The comments, which were shared on Alberts’ Instagram stories overnight, were posted just hours after the state of Victoria announced the the wearing of masks in public would be mandatory from Wednesday night in an effort to help stem the spread of COVID-19. The order stipulates that those who are caught not wearing a mask would be hit with a $200 fine.

Alberts took to Instagram soon afterwards to offer his sympathies to Victorians, noting he is in “complete opposition” of the government’s decision, while claiming that there are “many ways to protect a minority of immune compromised citizen (sic)” without the use of masks.

“It’s really quite simple,” he continued. “My mother and her family escaped communism in Hungary as a child to come to Australia. My great grandfather hid a Jewish family and an American pilot during Nazi rule in Holland and was killed for doing so. For trying to keep innocent people safe.

“There is no way I’m going to support, endorse or encourage mandatory face masks or lockdowns in a free country. Because our country is no longer free when you can’t leave your house or face fines for not wearing something over your mouth when you try to leave.”

Image of comments made by Ziggy Alberts on Instagram

Credit: Ziggy Alberts/Instagram

Image of comments made by Ziggy Alberts on Instagram

Credit: Ziggy Alberts/Instagram

“Please put aside your fear and consider if you are willing to make these basic freedoms a subject of government consent,” he added. “I’m not, and I’m not willing to force that upon anyone else.”

While Alberts was met with a swift negative response from those who opposed his viewpoints, he was quick to thank others for offering their own opinions. He later took to Instagram to note he was not attempting to compare mask-wearing to Nazi Germany by sharing his family history.
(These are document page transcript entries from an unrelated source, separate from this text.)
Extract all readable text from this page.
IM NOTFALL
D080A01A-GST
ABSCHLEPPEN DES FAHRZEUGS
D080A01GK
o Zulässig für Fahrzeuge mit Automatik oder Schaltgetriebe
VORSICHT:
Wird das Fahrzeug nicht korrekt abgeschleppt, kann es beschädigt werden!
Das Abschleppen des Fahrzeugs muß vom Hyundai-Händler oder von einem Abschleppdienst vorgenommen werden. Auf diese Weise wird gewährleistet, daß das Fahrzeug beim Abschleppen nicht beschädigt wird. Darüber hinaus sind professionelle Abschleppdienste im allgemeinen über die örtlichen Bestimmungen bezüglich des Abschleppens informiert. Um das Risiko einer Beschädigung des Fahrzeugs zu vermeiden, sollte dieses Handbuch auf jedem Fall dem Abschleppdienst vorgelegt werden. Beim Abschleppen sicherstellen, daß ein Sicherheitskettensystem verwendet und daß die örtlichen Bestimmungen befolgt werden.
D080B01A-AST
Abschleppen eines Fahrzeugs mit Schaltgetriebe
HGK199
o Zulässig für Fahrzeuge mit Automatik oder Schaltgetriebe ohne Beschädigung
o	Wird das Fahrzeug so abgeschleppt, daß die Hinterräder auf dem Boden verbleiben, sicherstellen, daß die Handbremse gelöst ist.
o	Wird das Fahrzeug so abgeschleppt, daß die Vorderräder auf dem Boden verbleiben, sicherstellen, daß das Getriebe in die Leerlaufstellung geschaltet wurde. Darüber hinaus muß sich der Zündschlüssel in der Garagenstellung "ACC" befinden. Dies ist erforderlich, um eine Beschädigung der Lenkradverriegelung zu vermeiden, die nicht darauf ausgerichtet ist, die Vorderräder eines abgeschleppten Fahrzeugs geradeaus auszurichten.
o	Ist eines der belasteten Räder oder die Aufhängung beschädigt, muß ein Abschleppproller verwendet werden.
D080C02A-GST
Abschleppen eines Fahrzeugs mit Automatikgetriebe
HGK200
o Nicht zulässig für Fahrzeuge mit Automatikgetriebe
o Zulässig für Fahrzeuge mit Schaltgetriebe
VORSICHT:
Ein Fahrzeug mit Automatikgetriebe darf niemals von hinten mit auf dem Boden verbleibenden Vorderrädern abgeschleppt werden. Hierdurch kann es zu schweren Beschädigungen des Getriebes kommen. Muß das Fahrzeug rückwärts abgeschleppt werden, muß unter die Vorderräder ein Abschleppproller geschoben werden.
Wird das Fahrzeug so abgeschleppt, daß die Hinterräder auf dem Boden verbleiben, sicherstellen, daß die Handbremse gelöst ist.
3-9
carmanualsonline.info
“I didn’t suggest you do not wear a face mask. I didn’t suggest you to not isolate yourself if you are sick,” he explained. “I just told you my family history and that I don’t agree in lockdowns or face masks being mandated and people being fined if they don’t comply.

“I’m not going to delete any comments because at the end of the day, I’m glad we can all practice freedom of speech.”

A number of figures in the Australian musical community were quick to criticise Alberts for his comments, including the likes of Alex Lahey, and Sophie Payten, who in addition to performing under the name Gordi, works as a doctor.

“Dear people who think having to wear a mask is robbing you of your ‘basic rights’,” Payten began. “You have clearly never experienced an actual infringement of your basic rights.

“Just wear a mask. Don’t worry, you can still whisper your free-speech from beneath it.”

“There is no space for the spread of misguided and misinformed rhetoric suggesting that wearing a mask is a breach of your freedoms as a human being,” echoed Lahey moments later. “That messaging is dangerous, has no basis in science or medicine and will not solve anything.”

Interestingly, this isn’t the first time that Alberts has come under fire in recent weeks, with Pilerats sharing a story last month which noted how many of the lyrics in the singer’s single “Don’t Get Caught Up” seemed to be critical of both 5G and vaccinations.